How severe does this issue affect your experience of using Ray?
- High: It blocks me to complete my task.
Hi, I am trying to set up a ray cluster but it seems to be hanging at some point in the process. The ray up cluster.yaml
command seems to run perfectly fine but then one of two things happen:
ray status
returnsNo cluster status. It may take a few seconds for the Ray internal services to start up.
and the cluster only launches the head node.- The status command returns:
Node status
---------------------------------------------------------------
Active:
1 local.cluster.node
Pending:
local.cluster.node, 7 launching
Recent failures:
(no failures)
Resources
---------------------------------------------------------------
Usage:
0.0/16.0 CPU
0.0/1.0 GPU
0B/36.23GiB memory
0B/18.12GiB object_store_memory`
The dashboard seems to work fine in both cases, i could not find anything in the logs.
Also, whatever happens, the ray monitor
command does not work and hangs, ray down
hangs too until i run ray stop --force
.
My cluster yaml file is basically the example one with no docker. All my machines use ubuntu and a conda base environment in python 3.12.8 and a 2.42 ray version.

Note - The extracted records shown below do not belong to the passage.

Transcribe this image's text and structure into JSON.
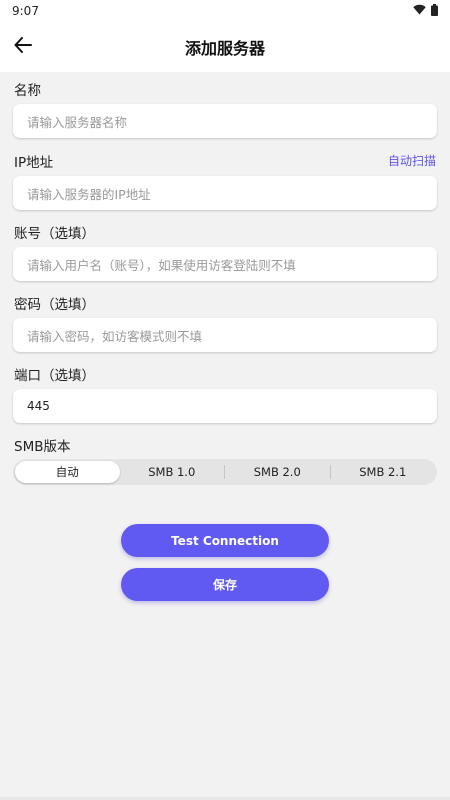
{
  "status_bar": {
    "time": "9:07"
  },
  "header": {
    "title": "添加服务器"
  },
  "form": {
    "name": {
      "label": "名称",
      "placeholder": "请输入服务器名称"
    },
    "ip": {
      "label": "IP地址",
      "action": "自动扫描",
      "placeholder": "请输入服务器的IP地址"
    },
    "account": {
      "label": "账号（选填）",
      "placeholder": "请输入用户名（账号），如果使用访客登陆则不填"
    },
    "password": {
      "label": "密码（选填）",
      "placeholder": "请输入密码，如访客模式则不填"
    },
    "port": {
      "label": "端口（选填）",
      "value": "445"
    },
    "smb": {
      "label": "SMB版本",
      "options": [
        "自动",
        "SMB 1.0",
        "SMB 2.0",
        "SMB 2.1"
      ],
      "selected": "自动"
    }
  },
  "actions": {
    "test_label": "Test Connection",
    "save_label": "保存"
  },
  "colors": {
    "accent": "#615af2",
    "link": "#5f56e8",
    "background": "#f2f2f2"
  },
  "icons": {
    "back": "arrow-left-icon",
    "wifi": "wifi-icon",
    "battery": "battery-icon"
  }
}
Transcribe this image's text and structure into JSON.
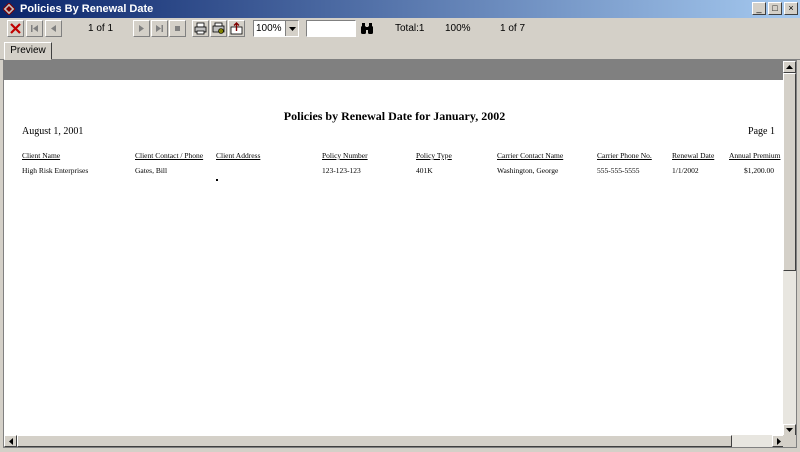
{
  "window": {
    "title": "Policies By Renewal Date",
    "minimize_glyph": "_",
    "maximize_glyph": "□",
    "close_glyph": "×"
  },
  "toolbar": {
    "page_indicator": "1 of 1",
    "zoom_value": "100%",
    "search_value": "",
    "total_label": "Total:1",
    "percent_label": "100%",
    "record_label": "1 of 7",
    "icons": [
      "close-report-icon",
      "first-page-icon",
      "prev-page-icon",
      "next-page-icon",
      "last-page-icon",
      "stop-icon",
      "print-icon",
      "print-setup-icon",
      "export-icon",
      "search-binoculars-icon"
    ]
  },
  "tabs": [
    {
      "label": "Preview"
    }
  ],
  "report": {
    "title": "Policies by Renewal Date for January, 2002",
    "date": "August 1, 2001",
    "page": "Page 1",
    "columns": [
      "Client Name",
      "Client Contact / Phone",
      "Client Address",
      "Policy Number",
      "Policy Type",
      "Carrier Contact Name",
      "Carrier Phone No.",
      "Renewal Date",
      "Annual Premium"
    ],
    "rows": [
      [
        "High Risk Enterprises",
        "Gates, Bill",
        "",
        "123-123-123",
        "401K",
        "Washington, George",
        "555-555-5555",
        "1/1/2002",
        "$1,200.00"
      ]
    ]
  },
  "colors": {
    "title_bar_start": "#0a246a",
    "title_bar_end": "#a6caf0",
    "chrome": "#d4d0c8",
    "band": "#808080",
    "close_red": "#c00000"
  }
}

I have sometimes been able to launch a cluster with only 2 workers instead of 10 but that was not reproducible.
Edit:
I have tested launching it in two steps:
ray up cluster.yaml
→ The satus shows launching forever (the nodes do not get launched)- Manually launching the nodes using ray start directly in the machines. This works, i can see the new nodes on the dashboard but ray status still shows the ‘launching state’ and does not show new nodes wether they were in the initial config file or not.